Robert Bobby George, Anju’s coach-cum-husband, saw a spark in the teenager and was keen to take her under his wings. Vinita, after thinking hard, took a leap of faith. It was an emotional moment when Shaili packed her bags to move to George’s training base in Bangalore. That was to be the start of the long-distance relationship between mother and daughter. After days of early anxiety, the mother is now relaxed. “She is not worried about me being away from home and in a different part of the country because she knows I am in safe hands,” says Shaili.
George is convinced Shaili is an outstanding talent and goes as far as to say there hasn’t been a more promising athlete since Anju, India’s only senior world medallist in track and field.
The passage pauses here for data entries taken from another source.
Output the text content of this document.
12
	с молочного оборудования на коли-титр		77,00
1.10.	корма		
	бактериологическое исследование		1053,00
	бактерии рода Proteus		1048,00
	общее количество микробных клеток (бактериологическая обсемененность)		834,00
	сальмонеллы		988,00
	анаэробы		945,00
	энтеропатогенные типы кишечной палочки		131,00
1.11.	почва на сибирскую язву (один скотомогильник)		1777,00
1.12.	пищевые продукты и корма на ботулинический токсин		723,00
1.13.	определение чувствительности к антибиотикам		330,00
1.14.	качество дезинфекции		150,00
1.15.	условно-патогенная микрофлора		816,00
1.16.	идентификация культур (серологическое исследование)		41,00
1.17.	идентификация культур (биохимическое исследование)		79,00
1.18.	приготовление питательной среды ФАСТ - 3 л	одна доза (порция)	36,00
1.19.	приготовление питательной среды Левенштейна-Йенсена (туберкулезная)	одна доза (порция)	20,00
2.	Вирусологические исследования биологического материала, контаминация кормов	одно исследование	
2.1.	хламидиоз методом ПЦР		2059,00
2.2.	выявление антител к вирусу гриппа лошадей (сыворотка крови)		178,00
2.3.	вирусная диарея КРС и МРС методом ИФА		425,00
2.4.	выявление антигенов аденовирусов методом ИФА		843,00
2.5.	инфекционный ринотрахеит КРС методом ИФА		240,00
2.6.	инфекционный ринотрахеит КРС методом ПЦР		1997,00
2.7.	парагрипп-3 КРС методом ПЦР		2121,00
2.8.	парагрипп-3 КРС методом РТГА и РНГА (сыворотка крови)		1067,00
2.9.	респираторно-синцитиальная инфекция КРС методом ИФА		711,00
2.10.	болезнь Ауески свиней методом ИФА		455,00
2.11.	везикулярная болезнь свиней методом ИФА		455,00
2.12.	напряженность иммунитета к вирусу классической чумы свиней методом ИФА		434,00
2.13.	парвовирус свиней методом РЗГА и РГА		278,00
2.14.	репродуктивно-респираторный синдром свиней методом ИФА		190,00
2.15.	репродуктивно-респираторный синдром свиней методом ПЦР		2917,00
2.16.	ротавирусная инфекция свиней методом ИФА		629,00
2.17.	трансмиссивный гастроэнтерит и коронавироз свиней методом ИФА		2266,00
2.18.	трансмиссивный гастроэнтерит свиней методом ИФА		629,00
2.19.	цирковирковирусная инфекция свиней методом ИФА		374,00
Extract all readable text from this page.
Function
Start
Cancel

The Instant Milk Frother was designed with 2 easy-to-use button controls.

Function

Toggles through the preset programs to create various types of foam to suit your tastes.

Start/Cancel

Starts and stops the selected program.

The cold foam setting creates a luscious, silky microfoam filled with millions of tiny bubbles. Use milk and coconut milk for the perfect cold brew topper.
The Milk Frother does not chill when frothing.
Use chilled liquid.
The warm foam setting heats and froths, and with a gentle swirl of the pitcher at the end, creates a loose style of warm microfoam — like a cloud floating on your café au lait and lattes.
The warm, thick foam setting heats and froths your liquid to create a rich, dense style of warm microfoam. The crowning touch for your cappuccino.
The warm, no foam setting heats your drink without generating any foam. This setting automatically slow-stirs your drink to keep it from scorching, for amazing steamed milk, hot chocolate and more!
He sees a bright future for Shaili, who he had first spotted at the junior nationals two years ago and went about trying to convince her mother he was the right person to mentor her.
“Shaili has got great potential. I see her as being the face of Indian track and field in the next few years. She needs another two to three years to develop into a complete athlete. For her age if you compare her to athletes around the world, she is fantastic,” the acclaimed coach says.
Going by the Under-18 rankings, the youngest age-group for which the IAAF ranks performances, the 15-year-old’s 6.15m mark puts her at 19th place in the world. The list is topped by a 6.64 jump by Italy’s Larissa Iapichino.
George predicts Shaili being at the same level by the time she turns 18.
He says one of Shaili’s advantages is her age. “In technical events, seldom do we identify talent at an early stage and rarely does such an athlete get the right kind of guidance. She is still in the learning stage but even now she has tremendous speed, which is good. She has better speed than strength. The ratio isn’t perfect but once she grows and develops more power, the balance will get better. If she generates more power, her jumping ability will improve. Her physique is very balanced and muscle symmetry is also fine. For her age, she is fine. You can’t expect the technique of an elite athlete from a 15-year-old,” George says.
What has impressed him the most over the past year is Shaili’s ability to think on her own and become self-reliant.
The coach wasn’t pit-side during two competitions in September, the Karnataka State meet and the South Zone Junior Athletics Championships, yet Shaili gave her best and crossed the six-metre mark in the under-16 category to win gold. “She is focused and dedicated. When at 15 you can manage to perform without your coach around, it speaks volumes about your maturity,” George adds.
He is not the only one impressed with the progress Shaili has made. Athletics Federation of India’s high-performance director Volker Herrmann, who witnessed the under-16 girls’ final in Guntur, believes it is worth investing in the young athlete.
“It (6.15m in Guntur) makes her one of the top jumpers at her age in the world right now and points out to her great talent. The next few years will show whether she has the potential to succeed at the senior level too,” Herrmann says.
Shaili isn’t getting ahead of herself and is prepared to bide her time. “I have followed the technique and training plan of my coach. I know I will have bigger challenges ahead. With the kind of guidance I am getting, I am confident of getting better. The aim was to touch 6.30m this year. It didn’t happen but I am not worried as I trust the training system. It is just a question of time.”